TALKING HEADS

A Chip in the Sugar

Bed Among the Lentils

A Lady of Lentils

by

Alan Bennett

12 July to 21 July 2001

Directed by Simone de Haas


Cast List







Review

Reality Bites In A Satisfying Classic

Alison Cotes - The Courier Mail - 18 July 2001

Talking heads are not fashionable these days, either on stage or television.

We prefer action and interaction, snappy reality dialogue and repartee, rather than analytical monologues.

Yet when Talking Heads, Alan Bennett's famous series of one-person shows, was first shown on television 13 years ago, they immediately won a devoted following as well as endless awards, and Mixed Company's current version of three of the best proves that their appeal doesn't date.

Bennett's characters are those people we see on the bus or sitting in shopping centers, dull people in grey cardigans who immediately evoke the out-dated term "lower middle class", whom we imagine leading unreflective lives of quiet desperation.

They are specifically English people, but they are also universal types, and as their stories unfold and they unwittingly reveal the devastating truth about themselves, we cease despising them and begin to ache for their inadequacies.

People like me, who cherish old videotapes of Maggie Smith in Bed Among the Lentils, Patricia Routledge in Lady of Letters and Alan Bennett himself in A Chip in the Sugar, may approach the Brisbane version with some trepidation.

But I was overjoyed to find Brad Ashwood, Bronwen Doherty, and especially Dale Murison, who had the unenviable task of not being Maggie Smith, all succeeding admirably.

Director Simone de Haas wisely decided to let Bennett's incomparable prose create the characters, rather than asking her actors to create their own versions, and the result is as sad and moving a trio as you could wish.

Brad Ashwood is the middle-aged single man who finds to his disgust that his elderly mother has taken up with an old boyfriend, who wants to push him out of the family home.
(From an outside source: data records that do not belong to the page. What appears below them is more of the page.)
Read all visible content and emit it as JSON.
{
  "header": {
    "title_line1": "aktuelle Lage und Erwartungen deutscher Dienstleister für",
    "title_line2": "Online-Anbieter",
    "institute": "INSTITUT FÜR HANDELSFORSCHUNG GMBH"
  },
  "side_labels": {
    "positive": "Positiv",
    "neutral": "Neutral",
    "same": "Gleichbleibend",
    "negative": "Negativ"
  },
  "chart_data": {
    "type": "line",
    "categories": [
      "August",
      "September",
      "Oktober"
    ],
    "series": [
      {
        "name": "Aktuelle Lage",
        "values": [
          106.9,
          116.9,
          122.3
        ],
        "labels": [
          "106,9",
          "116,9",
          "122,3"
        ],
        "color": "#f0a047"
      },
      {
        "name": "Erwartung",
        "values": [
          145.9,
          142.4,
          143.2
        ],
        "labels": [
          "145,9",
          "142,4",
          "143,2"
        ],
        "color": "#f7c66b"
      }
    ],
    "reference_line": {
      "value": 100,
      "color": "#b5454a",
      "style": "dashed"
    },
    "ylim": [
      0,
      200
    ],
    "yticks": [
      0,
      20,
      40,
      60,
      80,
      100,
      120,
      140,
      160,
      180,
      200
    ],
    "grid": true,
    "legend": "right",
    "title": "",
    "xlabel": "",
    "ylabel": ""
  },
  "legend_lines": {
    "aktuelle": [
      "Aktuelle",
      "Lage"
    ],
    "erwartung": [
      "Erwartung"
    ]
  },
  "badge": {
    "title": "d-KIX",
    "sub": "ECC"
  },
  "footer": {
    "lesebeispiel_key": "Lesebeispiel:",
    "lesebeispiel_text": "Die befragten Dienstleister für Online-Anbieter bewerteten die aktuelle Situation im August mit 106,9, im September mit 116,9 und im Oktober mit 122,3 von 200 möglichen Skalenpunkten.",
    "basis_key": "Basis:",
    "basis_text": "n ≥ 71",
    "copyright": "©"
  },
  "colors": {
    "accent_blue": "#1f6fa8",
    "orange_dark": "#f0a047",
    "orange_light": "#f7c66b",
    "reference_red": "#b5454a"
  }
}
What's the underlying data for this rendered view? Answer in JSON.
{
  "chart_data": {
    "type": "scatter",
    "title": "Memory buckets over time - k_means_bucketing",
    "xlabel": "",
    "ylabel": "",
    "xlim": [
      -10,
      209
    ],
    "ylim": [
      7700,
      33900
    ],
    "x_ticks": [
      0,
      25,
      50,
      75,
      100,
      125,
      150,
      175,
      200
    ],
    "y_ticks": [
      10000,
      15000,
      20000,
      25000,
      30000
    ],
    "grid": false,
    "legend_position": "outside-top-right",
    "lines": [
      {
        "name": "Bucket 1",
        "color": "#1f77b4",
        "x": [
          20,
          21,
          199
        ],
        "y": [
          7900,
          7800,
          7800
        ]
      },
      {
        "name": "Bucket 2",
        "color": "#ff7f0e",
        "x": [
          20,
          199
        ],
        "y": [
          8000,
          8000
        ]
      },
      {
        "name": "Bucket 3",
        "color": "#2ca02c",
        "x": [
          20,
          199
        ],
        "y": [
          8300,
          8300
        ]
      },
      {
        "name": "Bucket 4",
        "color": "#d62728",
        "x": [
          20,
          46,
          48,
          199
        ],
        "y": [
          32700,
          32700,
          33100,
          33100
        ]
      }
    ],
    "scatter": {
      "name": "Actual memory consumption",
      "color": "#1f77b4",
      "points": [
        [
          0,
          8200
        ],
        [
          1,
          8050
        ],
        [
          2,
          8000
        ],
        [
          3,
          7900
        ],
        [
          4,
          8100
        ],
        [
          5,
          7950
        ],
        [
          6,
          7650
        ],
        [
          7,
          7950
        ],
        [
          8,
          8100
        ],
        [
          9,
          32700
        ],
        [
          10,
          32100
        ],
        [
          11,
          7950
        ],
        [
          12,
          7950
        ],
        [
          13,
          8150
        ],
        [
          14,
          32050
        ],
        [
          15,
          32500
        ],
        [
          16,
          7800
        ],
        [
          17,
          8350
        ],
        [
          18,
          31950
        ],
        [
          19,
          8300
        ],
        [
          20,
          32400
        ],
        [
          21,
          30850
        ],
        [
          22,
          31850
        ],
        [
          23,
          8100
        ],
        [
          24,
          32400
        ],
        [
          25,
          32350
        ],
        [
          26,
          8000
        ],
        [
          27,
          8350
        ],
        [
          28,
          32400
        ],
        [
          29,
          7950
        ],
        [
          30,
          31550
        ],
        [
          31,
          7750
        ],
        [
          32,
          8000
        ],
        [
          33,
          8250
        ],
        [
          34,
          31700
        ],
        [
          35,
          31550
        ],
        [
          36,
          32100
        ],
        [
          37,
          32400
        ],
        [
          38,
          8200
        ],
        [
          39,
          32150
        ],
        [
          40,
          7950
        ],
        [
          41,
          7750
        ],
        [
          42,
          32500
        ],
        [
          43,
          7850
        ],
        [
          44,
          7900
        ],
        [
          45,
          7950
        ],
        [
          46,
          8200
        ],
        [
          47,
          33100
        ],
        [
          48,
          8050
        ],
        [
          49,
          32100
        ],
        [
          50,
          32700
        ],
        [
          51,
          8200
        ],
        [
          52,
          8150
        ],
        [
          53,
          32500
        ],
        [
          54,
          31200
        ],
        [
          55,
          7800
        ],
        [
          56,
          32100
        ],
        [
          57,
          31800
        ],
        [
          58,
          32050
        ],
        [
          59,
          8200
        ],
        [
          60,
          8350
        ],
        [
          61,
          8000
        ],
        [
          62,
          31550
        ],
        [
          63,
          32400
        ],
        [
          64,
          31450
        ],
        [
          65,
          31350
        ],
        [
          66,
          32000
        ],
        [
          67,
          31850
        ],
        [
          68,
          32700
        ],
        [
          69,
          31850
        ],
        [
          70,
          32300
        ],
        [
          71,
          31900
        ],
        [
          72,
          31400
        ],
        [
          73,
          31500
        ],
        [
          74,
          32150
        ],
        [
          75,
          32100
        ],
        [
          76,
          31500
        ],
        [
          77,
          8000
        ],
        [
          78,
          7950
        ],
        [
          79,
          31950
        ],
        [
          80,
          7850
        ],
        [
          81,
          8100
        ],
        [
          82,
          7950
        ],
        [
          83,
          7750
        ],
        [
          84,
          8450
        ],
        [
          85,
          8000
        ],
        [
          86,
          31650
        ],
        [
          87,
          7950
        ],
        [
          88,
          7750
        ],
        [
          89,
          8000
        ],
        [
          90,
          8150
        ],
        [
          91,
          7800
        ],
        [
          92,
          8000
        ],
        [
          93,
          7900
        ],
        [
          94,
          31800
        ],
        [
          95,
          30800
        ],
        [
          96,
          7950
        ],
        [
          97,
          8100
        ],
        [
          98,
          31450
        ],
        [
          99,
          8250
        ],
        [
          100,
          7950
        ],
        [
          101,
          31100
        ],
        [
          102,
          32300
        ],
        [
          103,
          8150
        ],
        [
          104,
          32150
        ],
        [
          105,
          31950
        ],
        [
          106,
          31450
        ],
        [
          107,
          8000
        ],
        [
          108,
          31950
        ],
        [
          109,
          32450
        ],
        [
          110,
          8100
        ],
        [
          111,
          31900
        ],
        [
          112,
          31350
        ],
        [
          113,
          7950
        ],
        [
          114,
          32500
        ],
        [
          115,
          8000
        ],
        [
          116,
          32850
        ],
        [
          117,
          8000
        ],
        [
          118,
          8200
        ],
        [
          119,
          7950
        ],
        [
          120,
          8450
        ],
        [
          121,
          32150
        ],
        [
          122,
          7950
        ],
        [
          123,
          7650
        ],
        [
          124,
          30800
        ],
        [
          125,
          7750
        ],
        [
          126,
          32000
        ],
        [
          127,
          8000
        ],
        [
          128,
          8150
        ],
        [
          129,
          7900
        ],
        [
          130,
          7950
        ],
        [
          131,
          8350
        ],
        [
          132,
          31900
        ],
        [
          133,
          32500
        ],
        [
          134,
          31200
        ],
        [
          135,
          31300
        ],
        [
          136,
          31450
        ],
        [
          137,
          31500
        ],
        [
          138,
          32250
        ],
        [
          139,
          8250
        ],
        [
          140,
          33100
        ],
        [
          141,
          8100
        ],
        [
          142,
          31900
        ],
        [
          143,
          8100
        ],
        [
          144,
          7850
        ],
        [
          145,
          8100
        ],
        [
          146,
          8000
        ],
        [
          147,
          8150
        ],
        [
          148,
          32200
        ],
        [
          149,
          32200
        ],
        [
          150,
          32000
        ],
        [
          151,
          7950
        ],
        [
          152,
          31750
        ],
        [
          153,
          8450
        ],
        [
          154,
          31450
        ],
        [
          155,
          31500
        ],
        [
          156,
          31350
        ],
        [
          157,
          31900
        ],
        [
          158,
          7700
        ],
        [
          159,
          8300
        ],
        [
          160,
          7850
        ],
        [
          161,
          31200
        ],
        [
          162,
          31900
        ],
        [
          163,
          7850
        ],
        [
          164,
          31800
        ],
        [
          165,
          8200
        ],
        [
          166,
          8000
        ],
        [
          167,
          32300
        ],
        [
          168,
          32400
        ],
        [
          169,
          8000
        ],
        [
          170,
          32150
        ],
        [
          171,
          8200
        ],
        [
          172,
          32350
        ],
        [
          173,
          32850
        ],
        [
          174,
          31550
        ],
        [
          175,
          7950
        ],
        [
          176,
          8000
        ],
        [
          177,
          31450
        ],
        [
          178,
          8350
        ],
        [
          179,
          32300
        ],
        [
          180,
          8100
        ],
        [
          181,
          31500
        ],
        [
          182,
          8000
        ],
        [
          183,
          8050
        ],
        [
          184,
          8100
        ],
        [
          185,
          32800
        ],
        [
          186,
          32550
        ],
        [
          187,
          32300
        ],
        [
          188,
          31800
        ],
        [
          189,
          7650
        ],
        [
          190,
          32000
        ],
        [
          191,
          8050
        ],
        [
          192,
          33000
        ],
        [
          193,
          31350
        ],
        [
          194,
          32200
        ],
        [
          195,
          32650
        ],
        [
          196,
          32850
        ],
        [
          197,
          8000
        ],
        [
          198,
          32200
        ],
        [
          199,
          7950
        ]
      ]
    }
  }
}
Ashwood gets the tone so expertly that we want to stand up and cheer him when he wins his petty victory, even while we despise him for his lack of backbone.

Dale Murison is the vicar's alcoholic wife, who has an affair with the beautiful young Indian proprietor of the off-licence in the next suburb. This is the funniest and the saddest sketch of them all, because the context is spelt out more fully - the smug clerical husband, the patronizing bishop, and the dreadful parish groupies who form the vicar's fan club. There are the seeds of real tragedy here, as she is finally belittled and destroyed, and Dale Murison shows how well she can transcend the dippy-professional-wife syndrome in which she's been trapped lately.

As Irene, the nosy neighbour from hell who persecutes her neighbours with endless letters and complaints, Bronwen Doherty has the happiest and most ironic ending of all, for she is sent to prison where she acquires new skills and the chance of a new life, and it's good to see this role played just as effectively by a woman much younger than Patricia Routledge.

With Mixed Company, you always know what you're getting - solid productions of good middle-of-the-road plays, strong production values, and actors who are totally in control of their material.

They push no boundaries and try nothing tricky, but I promise that you'll find a night at Talking Heads infinitely satisfying.